Concerns about the detrimental effects of smartphones on children, including increased anxiety and exposure to adult content, prompted the schools and parents in Greystones to take this proactive step last month. The town’s joint action is a rare example of an entire community addressing the issue collectively.

The voluntary agreement entails a complete ban on smartphones for children within the town, whether at home, in school, or elsewhere, until they reach secondary school. This approach aims to mitigate peer pressure and minimize any potential resentment.

“Childhoods are getting shorter and shorter,” remarked Rachel Harper, the principal of St. Patrick’s School and the driving force behind this initiative. Harper noted that nine-year-olds were already making requests for smartphones, indicating a concerning trend of younger children seeking access to such devices.

Previously, the schools had imposed restrictions on devices within their premises, but they still witnessed the influence of social media on students who owned smartphones, igniting curiosity among their peers.

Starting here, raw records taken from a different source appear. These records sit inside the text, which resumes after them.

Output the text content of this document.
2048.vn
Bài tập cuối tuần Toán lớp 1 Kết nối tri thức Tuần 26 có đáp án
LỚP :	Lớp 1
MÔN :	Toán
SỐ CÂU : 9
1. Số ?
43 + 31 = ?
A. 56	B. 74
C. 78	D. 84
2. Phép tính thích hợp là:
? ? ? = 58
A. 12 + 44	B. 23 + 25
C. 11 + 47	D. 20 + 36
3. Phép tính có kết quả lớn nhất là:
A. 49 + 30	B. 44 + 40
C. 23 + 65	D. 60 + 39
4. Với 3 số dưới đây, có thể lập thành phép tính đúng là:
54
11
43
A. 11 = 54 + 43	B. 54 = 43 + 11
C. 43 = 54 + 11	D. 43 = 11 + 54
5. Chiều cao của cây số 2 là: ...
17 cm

Implementing a town-wide policy reduces the likelihood of children feeling left out when their peers possess smartphones, as parents can now cite the code as a school rule, explained Harper. “They love it—now they can blame the schools.” The initiative has garnered interest from parents’ associations both in Ireland and abroad, and it has caught the attention of Ireland’s health minister, Stephen Donnelly, who resides near Greystones. Donnelly has recommended it as a nationwide policy to safeguard children’s well-being.

In an article published in the Irish Times, Donnelly wrote, “Ireland can be, and must be, a world leader in ensuring that children and young people are not targeted and are not harmed by their interactions with the digital world. We must make it easier for parents to limit the content their children are exposed to.”

The Greystones agreement emerged due to the heightened anxiety levels observed in children, which can only be partly attributed to the adjustments necessitated by the COVID-19 pandemic, stated Harper. Schools distributed questionnaires among parents, leading to a meeting involving various community stakeholders and the birth of the initiative termed “it takes a village”.

While the smartphone code remains voluntary, enough parents have signed up to create a sense of critical mass, noted Harper. She added optimistically, “Hopefully down the line, it’ll become the new norm.”

Nikkie Barrie, a parent of an 11-year-old in primary school, attested to the immediate impact of the code. “This code makes such a difference to my life. If I know 90% of the class is in agreement, it makes my job easier in saying no.”

Barrie expressed her desire for the pact to extend to the early years of secondary school, given the negative effect smartphones have had on her 13-year-old. “It’s been the bane of my life; I’ve lost my daughter. When technology is involved, they sit there like robots engulfed in this world of TikTok or whatever.” However, Jane Capatina, a 10-year-old student at St. Patrick’s, accepted the notion of waiting at least another two years before having a smartphone. “I would like one; I’d like to text my friends. But I don’t want to become addicted to it.” Her eight-year-old sister, Rachel, approved of the pact, stating, “It’s fair if no one can have it.”

Josh Webb, a 12-year-old, remained stoic in the face of his recently acquired phone being stowed away until he enters secondary school in September. “It’s not the end of the world for me. I know some in my class won’t like this at all. But we’re kids, what can we do?”

Webb recalled the sense of exclusion he felt when his friends shared videos with each other while he had no phone. “They’d be sharing videos with each other, and I’d just be watching them.” Webb acknowledged the value of extending restrictions on phone use across all age groups but speculated that adults might not be thrilled with the idea.